ニケとイライザ
イライザは鏡の前に立っていた。
イライザは服の袖口を上におし上げて、長い髪を後ろで束ねると、鏡に写った自分の姿に頷いた。
「さあ、準備は出来たわよイライザ。そうしたら(掃除の後で)庭に出て新鮮な空気を、体中にとり入れるのよ」
イライザはもう一度、鏡に写った自分の姿を見て頷いた。
そこには空色に似た瞳をもち、金色に波打つ長い髪を後ろで束ねた、ひとりの少女が写っていた。
魔女アンジェリカに連れられて、イライザがこの城にきてから七年が経っていた。
イライザは十四歳になっていた。
イライザは時々街で暮らしていた頃のことを思い出して、悲しくなった。
時々、父さんや母さんの顔が浮かんできた。赤ん坊だった妹の笑い声が懐かしかった。
イライザは短いため息をついたあと、城の掃除にとりかかった。
魔女アンジェリカは、ネズミたちにイライザを見張らせていたが、時々自分でも様子を窺っていた。

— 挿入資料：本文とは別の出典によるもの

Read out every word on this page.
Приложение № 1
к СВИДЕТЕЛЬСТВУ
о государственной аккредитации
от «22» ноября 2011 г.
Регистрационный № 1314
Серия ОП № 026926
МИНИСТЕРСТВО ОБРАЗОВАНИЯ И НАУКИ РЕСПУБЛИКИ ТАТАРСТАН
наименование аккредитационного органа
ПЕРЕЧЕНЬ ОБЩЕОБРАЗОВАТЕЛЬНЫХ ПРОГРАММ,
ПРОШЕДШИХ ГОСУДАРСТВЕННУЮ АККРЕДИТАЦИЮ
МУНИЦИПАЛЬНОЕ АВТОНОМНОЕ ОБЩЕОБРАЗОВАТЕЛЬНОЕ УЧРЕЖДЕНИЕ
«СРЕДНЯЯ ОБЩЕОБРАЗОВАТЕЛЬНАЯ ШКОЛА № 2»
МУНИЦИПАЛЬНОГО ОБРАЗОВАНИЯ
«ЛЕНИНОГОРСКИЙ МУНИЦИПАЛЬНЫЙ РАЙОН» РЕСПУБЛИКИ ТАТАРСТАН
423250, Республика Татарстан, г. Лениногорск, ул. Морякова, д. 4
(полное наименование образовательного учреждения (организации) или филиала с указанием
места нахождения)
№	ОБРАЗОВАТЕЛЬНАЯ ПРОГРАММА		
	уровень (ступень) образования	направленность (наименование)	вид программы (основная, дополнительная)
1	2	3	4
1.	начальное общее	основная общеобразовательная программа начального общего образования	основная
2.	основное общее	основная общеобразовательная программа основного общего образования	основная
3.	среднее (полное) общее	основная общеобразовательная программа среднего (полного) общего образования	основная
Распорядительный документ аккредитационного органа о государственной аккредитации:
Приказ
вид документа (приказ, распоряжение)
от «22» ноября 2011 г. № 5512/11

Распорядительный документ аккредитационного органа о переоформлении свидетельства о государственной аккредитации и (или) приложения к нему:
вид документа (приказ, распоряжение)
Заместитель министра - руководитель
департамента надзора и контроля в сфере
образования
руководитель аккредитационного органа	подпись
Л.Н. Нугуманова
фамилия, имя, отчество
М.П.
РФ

魔女アンジェリカが、水晶に両手をかざすと水晶の中にイライザの声が聞こえてきた。
──はやく掃除をすませて庭にいきたいわ。もう少しでバラのつぼみが開きそうなの──とイライザはいっていた。
「ひとりごとの多い子だね。時々誰かと話してるんじゃないかと思うくらい、夢中でしゃべってる時があるから、何かあるんじゃないかと勘ぐってしまうが、見る限りじゃなにもなさそうだね。私はしばらく眠るから、お前たち、イライザの監視をおこたるんじゃないよ」
魔女アンジェリカは、足元にやってきた、二匹のネズミに話しかけると〝あっ〟という間に眠ってしまった。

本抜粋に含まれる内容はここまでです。